L’8 ottobre 1854, la prima domenica di Joseph a Maui, lo accompagnò a una riunione domenicale con sei santi hawaiani. Avendo sentito dire che Joseph era il nipote del profeta Joseph Smith, i santi erano ansiosi di sentirlo predicare. Sembrarono provare un affetto immediato nei suoi confronti, anche se egli non riuscì a dire loro una sola frase nella loro lingua.

Nei giorni successivi, la salute di Joseph peggiorò. Dopo aver insegnato a scuola, Mary Jane diede a Joseph un tè alle erbe e gli bagnò i piedi per aiutarlo a far scendere la febbre.
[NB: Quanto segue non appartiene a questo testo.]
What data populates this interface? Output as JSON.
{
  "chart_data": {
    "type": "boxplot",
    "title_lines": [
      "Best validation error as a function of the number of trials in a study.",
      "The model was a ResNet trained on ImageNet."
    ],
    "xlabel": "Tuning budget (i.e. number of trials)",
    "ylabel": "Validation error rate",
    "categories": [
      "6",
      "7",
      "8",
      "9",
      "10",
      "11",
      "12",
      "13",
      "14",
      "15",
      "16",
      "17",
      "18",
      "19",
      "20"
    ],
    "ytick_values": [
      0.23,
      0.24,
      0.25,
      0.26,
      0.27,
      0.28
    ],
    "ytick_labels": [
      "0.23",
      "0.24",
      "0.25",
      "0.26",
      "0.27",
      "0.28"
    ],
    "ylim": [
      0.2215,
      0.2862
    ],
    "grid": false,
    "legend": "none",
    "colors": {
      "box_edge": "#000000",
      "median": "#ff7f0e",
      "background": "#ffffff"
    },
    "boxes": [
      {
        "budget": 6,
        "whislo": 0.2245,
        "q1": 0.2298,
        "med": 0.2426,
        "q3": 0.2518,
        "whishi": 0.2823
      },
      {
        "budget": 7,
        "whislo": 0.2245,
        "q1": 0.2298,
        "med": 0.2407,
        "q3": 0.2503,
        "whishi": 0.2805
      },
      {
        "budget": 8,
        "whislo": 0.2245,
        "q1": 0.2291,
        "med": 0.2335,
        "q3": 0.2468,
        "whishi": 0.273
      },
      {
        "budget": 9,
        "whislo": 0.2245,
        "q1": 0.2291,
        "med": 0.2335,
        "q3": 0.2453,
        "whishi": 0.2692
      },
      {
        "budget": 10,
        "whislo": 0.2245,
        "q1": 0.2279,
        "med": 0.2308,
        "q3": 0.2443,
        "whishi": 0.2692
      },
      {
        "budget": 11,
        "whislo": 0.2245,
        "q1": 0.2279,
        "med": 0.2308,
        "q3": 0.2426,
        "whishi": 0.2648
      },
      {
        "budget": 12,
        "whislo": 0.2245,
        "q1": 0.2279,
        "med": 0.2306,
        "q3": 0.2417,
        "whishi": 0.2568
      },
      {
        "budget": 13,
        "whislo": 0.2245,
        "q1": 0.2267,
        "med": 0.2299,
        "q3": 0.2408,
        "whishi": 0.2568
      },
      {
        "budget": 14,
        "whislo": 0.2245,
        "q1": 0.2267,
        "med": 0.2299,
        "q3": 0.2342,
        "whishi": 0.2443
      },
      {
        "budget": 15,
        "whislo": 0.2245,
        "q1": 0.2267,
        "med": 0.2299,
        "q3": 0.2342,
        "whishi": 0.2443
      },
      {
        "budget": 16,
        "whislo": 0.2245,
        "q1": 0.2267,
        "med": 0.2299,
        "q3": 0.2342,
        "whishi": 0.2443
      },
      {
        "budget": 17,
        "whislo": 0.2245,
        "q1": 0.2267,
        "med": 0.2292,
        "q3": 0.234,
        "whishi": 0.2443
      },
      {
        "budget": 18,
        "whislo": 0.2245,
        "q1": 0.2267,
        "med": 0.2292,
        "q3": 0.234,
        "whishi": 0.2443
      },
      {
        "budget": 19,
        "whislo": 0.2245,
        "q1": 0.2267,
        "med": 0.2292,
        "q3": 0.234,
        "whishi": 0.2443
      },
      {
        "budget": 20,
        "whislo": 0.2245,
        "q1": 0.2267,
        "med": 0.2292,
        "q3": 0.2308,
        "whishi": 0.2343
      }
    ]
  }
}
Egli sudò tutta la notte e al mattino si sentì meglio.

Francis lo portò presto a fare un giro di Lanai. Ospitava solo un centinaio di santi ma i missionari si aspettavano che più di un migliaio di persone si sarebbero radunate lì nei mesi successivi. Per preparare il loro arrivo, alcuni missionari avevano cominciato ad arare i campi, a seminare e ad abbozzare una città.52

Dopo la sua visita a Lanai, Joseph tornò a Maui dove vivevano Jonathan e Kitty Napela. Joseph voleva essere un bravo missionario, quindi si dedicò all’opera studiando la lingua e incontrando spesso i santi hawaiani.

“Sono felice di poter dire che sono pronto ad affrontare ogni difficoltà per questa causa nella quale sono impegnato”, scrisse a George A. Smith, “e spero sinceramente e prego di poter rimanere fedele fino alla fine”53.